There are a few reasons why I’ve named my new Facebook business page The Full Cup.
The main idea is that I wanted to invoke feelings of positivity and optimism. The cup is all the way full instead of half full/half empty.
There’s also that familiar comforting that comes from a warm full cup of tea or coffee. That idea of comfort and peace is more and more important in this increasingly busy life full of anxiety.
There is a third meaning to The Full Cup and I’d like to share it with you.
The best relationship advice many people have heard is to not go to bed angry. I love that advice. It’s genius advice. It makes sense and it’s (relatively) easy to follow.
But there is another piece of advice I’ve read that I’m finally beginning to really understand. I’m understanding it because I’m finally living it and it’s not as complicated as I thought when I’d initially read about it.

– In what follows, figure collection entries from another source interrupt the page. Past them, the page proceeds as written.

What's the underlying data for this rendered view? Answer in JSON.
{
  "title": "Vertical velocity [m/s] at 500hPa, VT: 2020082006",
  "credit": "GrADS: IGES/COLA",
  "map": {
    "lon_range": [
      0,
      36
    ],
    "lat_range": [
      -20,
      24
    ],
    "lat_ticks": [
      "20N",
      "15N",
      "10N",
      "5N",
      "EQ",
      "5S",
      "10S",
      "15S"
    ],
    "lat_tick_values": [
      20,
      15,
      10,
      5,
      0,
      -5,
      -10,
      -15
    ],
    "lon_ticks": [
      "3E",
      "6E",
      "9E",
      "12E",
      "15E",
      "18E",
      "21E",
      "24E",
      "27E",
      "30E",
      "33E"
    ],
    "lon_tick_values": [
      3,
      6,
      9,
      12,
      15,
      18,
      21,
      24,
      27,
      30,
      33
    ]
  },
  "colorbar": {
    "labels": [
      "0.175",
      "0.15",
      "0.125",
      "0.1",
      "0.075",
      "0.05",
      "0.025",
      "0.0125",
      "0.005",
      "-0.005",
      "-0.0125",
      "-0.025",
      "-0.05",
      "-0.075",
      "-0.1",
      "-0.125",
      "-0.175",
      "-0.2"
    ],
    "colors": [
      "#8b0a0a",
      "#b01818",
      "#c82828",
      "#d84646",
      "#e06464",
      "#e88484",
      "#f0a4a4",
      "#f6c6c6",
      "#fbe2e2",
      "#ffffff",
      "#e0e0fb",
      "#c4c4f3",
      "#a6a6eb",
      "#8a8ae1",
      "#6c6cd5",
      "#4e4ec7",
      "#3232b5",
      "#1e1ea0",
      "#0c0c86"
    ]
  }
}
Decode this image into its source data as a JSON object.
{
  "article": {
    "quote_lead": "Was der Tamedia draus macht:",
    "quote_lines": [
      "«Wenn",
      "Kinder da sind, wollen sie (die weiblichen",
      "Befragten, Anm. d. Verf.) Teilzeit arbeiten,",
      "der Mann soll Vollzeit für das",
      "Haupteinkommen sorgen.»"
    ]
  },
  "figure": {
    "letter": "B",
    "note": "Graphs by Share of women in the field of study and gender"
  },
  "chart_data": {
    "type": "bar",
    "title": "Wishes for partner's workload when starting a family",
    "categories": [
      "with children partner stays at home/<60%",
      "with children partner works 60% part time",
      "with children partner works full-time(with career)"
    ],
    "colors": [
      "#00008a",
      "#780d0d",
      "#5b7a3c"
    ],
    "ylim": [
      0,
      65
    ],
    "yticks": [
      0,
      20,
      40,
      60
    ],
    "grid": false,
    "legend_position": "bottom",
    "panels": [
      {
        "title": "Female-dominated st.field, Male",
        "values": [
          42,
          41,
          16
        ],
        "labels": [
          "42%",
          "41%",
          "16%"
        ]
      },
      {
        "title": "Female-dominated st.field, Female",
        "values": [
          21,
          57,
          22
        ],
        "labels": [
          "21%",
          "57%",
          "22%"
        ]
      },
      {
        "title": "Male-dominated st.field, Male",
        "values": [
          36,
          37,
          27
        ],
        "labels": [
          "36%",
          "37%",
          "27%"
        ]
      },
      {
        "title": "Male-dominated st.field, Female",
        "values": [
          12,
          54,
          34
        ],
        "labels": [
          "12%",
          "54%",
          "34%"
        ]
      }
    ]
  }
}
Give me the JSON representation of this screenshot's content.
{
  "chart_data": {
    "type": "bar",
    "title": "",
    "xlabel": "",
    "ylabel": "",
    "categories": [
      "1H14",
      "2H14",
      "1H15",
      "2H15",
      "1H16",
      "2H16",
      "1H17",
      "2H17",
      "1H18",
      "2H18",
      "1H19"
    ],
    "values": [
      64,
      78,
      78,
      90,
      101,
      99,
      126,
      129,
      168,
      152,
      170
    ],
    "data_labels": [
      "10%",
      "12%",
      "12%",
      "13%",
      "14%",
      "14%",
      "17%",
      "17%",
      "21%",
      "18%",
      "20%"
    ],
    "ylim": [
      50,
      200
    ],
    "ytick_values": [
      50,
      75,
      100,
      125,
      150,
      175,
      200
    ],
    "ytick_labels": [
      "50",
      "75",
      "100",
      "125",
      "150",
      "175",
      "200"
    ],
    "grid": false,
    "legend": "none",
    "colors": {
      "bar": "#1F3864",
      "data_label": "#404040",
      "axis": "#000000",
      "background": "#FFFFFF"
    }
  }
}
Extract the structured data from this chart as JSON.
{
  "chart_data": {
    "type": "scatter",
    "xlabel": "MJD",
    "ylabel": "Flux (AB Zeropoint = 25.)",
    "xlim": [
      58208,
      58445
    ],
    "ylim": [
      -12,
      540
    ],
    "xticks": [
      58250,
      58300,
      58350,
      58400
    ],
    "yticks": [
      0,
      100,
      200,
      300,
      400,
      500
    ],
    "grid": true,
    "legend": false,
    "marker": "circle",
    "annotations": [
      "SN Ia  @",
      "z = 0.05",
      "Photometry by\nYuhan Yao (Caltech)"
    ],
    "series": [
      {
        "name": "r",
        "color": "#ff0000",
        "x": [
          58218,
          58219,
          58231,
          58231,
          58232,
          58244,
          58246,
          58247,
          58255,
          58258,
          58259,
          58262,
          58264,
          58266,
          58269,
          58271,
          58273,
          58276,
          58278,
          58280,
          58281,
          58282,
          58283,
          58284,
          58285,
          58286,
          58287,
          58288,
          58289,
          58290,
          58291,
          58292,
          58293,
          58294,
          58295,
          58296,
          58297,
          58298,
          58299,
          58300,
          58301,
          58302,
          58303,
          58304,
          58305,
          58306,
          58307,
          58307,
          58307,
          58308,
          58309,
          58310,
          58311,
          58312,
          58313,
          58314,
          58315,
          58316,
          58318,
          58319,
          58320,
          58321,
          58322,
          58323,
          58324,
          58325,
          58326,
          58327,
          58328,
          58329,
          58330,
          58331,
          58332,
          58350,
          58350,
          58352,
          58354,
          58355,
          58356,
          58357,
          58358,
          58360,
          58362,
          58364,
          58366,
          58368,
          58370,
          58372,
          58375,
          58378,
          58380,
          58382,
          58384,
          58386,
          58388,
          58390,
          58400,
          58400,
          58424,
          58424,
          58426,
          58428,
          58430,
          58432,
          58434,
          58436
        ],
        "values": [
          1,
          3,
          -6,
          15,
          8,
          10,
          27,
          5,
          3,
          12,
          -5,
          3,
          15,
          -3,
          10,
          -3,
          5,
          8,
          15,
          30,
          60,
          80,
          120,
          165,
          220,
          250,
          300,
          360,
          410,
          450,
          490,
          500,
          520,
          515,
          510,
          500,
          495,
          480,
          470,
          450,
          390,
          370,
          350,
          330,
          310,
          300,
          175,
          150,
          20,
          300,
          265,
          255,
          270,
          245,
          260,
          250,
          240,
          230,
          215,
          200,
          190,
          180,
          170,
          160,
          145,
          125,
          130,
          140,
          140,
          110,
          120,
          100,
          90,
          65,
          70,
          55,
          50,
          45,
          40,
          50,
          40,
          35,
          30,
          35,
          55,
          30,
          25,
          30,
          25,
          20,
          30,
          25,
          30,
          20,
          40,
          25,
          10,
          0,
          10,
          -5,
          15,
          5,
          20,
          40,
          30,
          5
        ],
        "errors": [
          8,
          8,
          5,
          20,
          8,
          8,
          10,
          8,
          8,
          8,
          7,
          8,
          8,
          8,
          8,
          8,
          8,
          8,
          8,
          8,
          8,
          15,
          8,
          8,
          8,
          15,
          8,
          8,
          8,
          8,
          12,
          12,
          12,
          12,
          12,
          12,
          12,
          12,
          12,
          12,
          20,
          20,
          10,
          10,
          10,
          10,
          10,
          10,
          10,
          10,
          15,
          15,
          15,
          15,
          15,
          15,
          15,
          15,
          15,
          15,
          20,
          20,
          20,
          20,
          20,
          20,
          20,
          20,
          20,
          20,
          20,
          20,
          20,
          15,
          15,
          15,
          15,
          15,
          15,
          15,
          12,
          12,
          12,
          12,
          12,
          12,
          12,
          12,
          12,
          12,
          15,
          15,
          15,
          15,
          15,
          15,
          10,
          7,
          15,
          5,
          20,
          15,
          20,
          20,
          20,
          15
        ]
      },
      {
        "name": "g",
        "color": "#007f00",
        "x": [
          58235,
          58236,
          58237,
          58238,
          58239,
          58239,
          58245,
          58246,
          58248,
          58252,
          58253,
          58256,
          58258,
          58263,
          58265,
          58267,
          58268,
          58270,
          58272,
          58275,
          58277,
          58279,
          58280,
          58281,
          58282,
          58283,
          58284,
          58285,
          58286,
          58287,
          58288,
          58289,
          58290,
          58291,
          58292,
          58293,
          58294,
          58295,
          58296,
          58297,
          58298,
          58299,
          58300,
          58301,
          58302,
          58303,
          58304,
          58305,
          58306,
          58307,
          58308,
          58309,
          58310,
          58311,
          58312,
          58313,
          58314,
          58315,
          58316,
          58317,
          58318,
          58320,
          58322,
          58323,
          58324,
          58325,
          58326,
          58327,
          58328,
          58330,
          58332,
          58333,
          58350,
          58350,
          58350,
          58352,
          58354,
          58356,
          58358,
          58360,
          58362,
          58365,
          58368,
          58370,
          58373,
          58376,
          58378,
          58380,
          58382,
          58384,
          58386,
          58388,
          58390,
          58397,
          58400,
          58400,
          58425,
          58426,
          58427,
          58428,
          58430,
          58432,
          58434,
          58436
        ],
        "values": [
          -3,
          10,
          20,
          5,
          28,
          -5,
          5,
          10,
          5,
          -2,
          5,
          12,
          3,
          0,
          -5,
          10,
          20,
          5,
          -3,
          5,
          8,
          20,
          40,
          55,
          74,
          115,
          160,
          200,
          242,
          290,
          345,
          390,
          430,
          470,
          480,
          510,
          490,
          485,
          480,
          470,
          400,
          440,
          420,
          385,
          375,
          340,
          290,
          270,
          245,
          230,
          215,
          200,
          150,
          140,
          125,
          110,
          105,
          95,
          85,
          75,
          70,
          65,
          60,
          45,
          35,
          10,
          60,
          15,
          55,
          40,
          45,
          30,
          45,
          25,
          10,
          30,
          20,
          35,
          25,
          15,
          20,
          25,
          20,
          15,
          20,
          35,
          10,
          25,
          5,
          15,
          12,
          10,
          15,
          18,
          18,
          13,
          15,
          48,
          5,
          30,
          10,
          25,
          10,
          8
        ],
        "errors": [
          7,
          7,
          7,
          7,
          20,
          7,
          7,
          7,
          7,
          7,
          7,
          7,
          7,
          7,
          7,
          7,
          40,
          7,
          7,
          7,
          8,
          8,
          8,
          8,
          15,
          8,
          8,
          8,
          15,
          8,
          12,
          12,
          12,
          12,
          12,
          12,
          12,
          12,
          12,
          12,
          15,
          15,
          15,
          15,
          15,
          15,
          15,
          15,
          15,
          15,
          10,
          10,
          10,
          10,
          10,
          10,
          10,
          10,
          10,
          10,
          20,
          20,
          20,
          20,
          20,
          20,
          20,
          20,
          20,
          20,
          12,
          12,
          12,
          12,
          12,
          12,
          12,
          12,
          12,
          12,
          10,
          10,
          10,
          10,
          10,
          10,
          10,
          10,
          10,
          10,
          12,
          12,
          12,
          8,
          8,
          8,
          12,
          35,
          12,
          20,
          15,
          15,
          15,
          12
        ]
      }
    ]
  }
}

The key to a successful and happy relationship is to keep your cup full. Or your “happy relationship account balance” topped up. If you’re making more deposits of love and respect into your relationship than withdrawals then you’re doing it right! Similarly, if your partner is draining your cup/making withdrawals without depositing enough love in the relationship bank then some communication is in order.
Always communicate communicate communicate!
If there is some tension between us, my partner and I determine what is triggering the tension we are able to work through it together. All of the kindness and understanding comes from the communication and acknowledgement of any issues we might be quietly dealing with inside. So there is no resentment. No more withdrawals from the relationship bank.
It’s give and take. There is no take without a lot of give. And it works.